ISABEL’s Secret Sortie

                                              3 DECEMBER 1941

                                        ISABEL’S SECRET SORTIE

The 245-foot USS ISABEL (PY-10) was left over from WWI, built in 1917 to be the personal yacht of millionaire John North Willys (of Willys jeep fame).  She had been requisitioned on the ways by our Navy and pressed into service chasing the Kaiser’s U-boats.  The intervening decades were spent with our Asiatic Fleet, but by 1941 she was obsolete.  Mounting only two 3-inch/50s and some .30 caliber machine guns; without radar, sonar, or depth charges; she was of little use even as a gunboat.  Only her 28-knot speed had saved her from retirement.

Many of the day suspected a war with Japan was coming.  Indeed, on 1 December President Franklin Roosevelt learned of a Japanese naval build-up at Cam Ranh Bay, French Indochina.  Was this the preparatory massing for a possible attack on the Philippines?  PBY Catalina’s from VP-101 and VP-10 counted fifty ships anchored, including troop transports.  Roosevelt then ordered Asiatic Fleet commander ADM Thomas C. Hart to dispatch ISABEL on December 3rd, to more thoroughly scout the Japanese build-up.  Japan and the US were still officially at peace, but reconnoitering the Emperor’s marshaling point might provoke Japanese aggression and become suicidal.  LT Frank W. Payne was told to strip his ship of codebooks and ciphers, cover his guns with tarps, and stow his ensign.  He presented the outward appearance of a coastal freighter but had verbal instructions to return fire if fired upon.  Fully aware his “expendable” gunboat was being sent on a likely suicide mission Payne departed Manila Bay this afternoon.

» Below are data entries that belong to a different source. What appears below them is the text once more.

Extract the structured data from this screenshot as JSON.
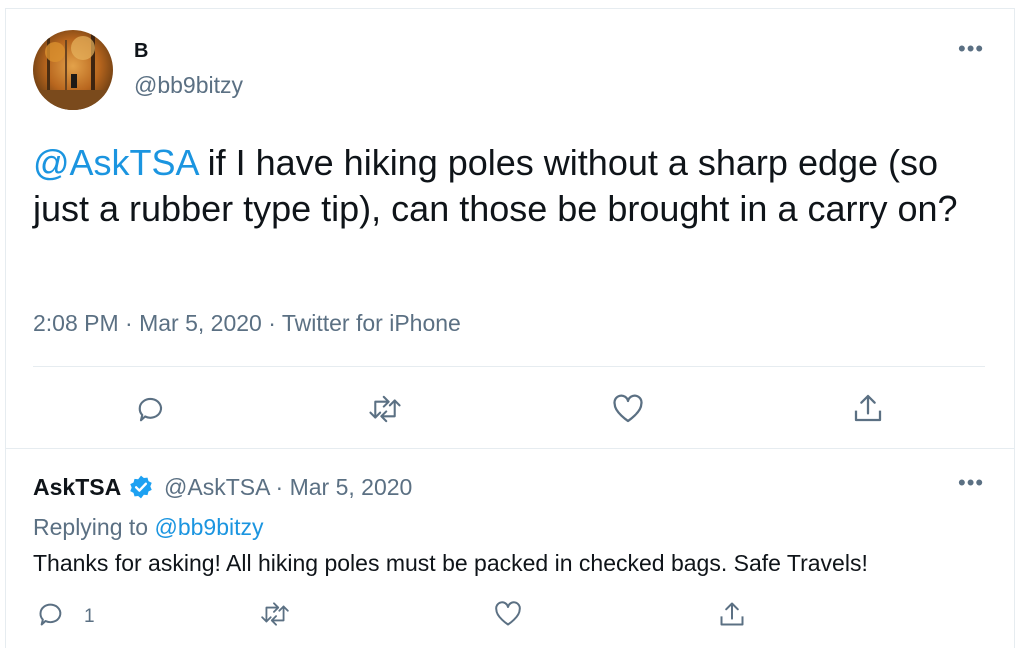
{
  "tweet": {
    "display_name": "B",
    "handle": "@bb9bitzy",
    "mention": "@AskTSA",
    "text": " if I have hiking poles without a sharp edge (so just a rubber type tip), can those be brought in a carry on?",
    "timestamp": "2:08 PM · Mar 5, 2020 · Twitter for iPhone",
    "more_icon": "more-horizontal-icon",
    "actions": [
      "reply-icon",
      "retweet-icon",
      "like-icon",
      "share-icon"
    ]
  },
  "reply": {
    "display_name": "AskTSA",
    "handle_date": "@AskTSA · Mar 5, 2020",
    "replying_prefix": "Replying to ",
    "replying_to": "@bb9bitzy",
    "text": "Thanks for asking! All hiking poles must be packed in checked bags. Safe Travels!",
    "reply_count": "1",
    "actions": [
      "reply-icon",
      "retweet-icon",
      "like-icon",
      "share-icon"
    ]
  },
  "colors": {
    "link": "#1b95e0",
    "secondary_text": "#5b7083",
    "icon": "#5b7083",
    "verified": "#1da1f2",
    "divider": "#e6ecf0"
  }
}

The crew’s suspicions were confirmed on the first day out, when a Japanese tender crossing their bow in the distance was ignored by the skipper.  Within 150 miles of Indochina, ISABEL was spotted by a circling Japanese seaplane.  Payne ordered his crew to rig scuttling charges and ready the motor launch.  Upon reaching the coast December 5th, Payne turned southward, hugging the shoreline toward Cam Ranh Bay.  In so doing their silhouette was camouflaged against the shore when a Japanese cruiser charged past on an opposite heading.  ISABEL remained at general quarters.  Cam Ranh Bay now lay just over the horizon.

Suddenly the radioman came rushing to the bridge.  At the last possible minute ISABEL was being recalled.  The Japanese target of Indochina had become known through other means, making it unnecessary to expend ISABEL, no matter how antiquated her technology.  The gunboat was tailed by aircraft again on the outward voyage but reached home safely on December 8th (Manila time), just as the first bombs were falling on the other side of the International Date Line in Hawaii.

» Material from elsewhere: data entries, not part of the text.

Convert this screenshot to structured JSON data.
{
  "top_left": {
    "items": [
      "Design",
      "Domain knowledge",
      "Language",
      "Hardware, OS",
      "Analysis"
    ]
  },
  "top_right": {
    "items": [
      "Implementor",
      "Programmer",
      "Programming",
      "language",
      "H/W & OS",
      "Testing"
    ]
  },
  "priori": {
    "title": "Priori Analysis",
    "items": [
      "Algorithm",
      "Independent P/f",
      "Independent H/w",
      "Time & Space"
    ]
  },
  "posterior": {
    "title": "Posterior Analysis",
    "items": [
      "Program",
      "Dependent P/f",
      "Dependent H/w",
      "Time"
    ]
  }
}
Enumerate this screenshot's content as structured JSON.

Watch for more “Today in Naval History”  9 DEC 23

CAPT James Bloom, Ret.

Department of the Navy, Naval History Division.  Dictionary of American Naval Fighting Ships, Vol 3 “G-K”. Washington, DC: GPO, 1977, p. 463.

Gault, Owen.  “Saga of the USS Isabel:  FDR’s Sacrificial Lamb.”  Sea Classics, Vol 31 (2), February 1998, pp. 20-24, 57-61.

Messimer, Dwight R.  In the Hands of Fate:  The Story of Patrol Wing Ten 8 December 1941-11 May 1942.  Annapolis, MD: USNI Press, 1985, pp. 26-28.

Williams, Jack.  “Marion Hugo Buaas:  Navy Captain Lived to Tell of Harrowing WWII.”  San Diego Union-Tribune, 25 April 1999, p. B-7.

ADDITIONAL NOTES:  The mission of ISABEL is often cited by those who claim Roosevelt aggressively sought to provoke a war.  Most credible historians assert, however, that Roosevelt, like many planners, simply believed that a war with Japan was inevitable.  Roosevelt also surmised that such a war might start with a catastrophic Japanese surprise attack against US soil in the Philippines, Hawaii, or the Panama Canal.  In some respects, his order of ISABEL to Cam Ranh Bay on a “defensive information patrol” had the potential to be a masterful stroke.  If she were left alone, she would gather invaluable intelligence.  If she were fired upon the inevitable war would be started–but in a controlled fashion, on foreign shores, with minimal US losses.

ISABEL’s XO, LTJG Marion H. Buaas, survived the war.  Ironically, he was involved in a similar event in 1951, as skipper of the destroyer JOHN A. BOLE (DD-755) when MacArthur sent that ship on a secret “patrol” to Swatow, China, in MacArthur’s personal effort to provoke a wider war in Korea.  Buaas died on 7 April 1999 at age 83 in his Point Loma, San Diego, home.